In his excellent new book The Intolerance of Tolerance (Eerdmans, 2012), D.A. Carson reflects on the popular idea that “citizens with moral values grounded in religious beliefs are forbidden to articulate those beliefs and vote for those values” (p. 105). He draws our attention to a speech by Abraham Lincoln, who critiques this notion with respect to slavery:

But those who say they hate slavery, and are opposed to it, . . . where are they?

Let us apply a few tests.

You say that you think slavery is wrong, but you denounce all attempts to restrain it. Is there anything else that you think wrong that you are not willing to deal with as wrong? Why are you so careful, so tender, of this one wrong and no other? You will not let us do a single thing as if it was wrong; there is no place where you will even allow it to be called wrong!
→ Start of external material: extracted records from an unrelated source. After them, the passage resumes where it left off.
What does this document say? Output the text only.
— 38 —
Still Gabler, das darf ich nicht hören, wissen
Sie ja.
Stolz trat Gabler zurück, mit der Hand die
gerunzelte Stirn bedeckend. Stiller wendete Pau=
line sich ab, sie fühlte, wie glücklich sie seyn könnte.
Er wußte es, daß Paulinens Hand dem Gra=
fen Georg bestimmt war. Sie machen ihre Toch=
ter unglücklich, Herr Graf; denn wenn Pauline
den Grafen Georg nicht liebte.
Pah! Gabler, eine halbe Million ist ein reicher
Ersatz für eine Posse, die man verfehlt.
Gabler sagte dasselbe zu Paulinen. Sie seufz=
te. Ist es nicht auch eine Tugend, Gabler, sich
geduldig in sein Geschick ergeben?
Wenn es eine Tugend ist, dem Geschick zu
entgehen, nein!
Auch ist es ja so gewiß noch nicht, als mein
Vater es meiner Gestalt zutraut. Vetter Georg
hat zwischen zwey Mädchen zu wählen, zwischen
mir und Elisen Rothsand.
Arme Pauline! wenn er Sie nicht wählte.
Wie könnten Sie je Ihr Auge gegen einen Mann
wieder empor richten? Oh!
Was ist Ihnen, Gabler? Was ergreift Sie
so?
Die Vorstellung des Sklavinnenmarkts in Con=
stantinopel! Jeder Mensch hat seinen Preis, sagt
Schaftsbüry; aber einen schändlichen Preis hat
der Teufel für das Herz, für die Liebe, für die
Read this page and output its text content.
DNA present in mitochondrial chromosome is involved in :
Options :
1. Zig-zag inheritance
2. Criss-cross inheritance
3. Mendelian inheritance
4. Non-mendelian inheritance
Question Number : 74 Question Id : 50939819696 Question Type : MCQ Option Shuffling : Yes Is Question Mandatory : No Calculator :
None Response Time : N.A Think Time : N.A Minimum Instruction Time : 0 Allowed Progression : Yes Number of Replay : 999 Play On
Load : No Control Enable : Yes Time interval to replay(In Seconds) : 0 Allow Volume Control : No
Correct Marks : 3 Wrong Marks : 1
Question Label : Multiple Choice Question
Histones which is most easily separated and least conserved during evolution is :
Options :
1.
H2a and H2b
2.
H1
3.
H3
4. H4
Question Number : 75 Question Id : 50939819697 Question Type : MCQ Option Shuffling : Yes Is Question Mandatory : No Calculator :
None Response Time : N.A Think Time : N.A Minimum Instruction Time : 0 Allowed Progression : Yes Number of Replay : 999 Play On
We must not call it wrong in the free States, because it is not there, and we must not call it wrong in the slave States, because it is there; we must not call it wrong in politics because that is bringing morality into politics, and we must not call it wrong in the pulpit because that is bringing politics into religion . . . and there is no single place, according to you, where this wrong thing can properly be called wrong!

—Abraham Lincoln, “Speech at New Haven, Connecticut [1860],” in Lincoln: Speeches and Writings, 1859-1865 (New York: Library of America, 1989), 140-141.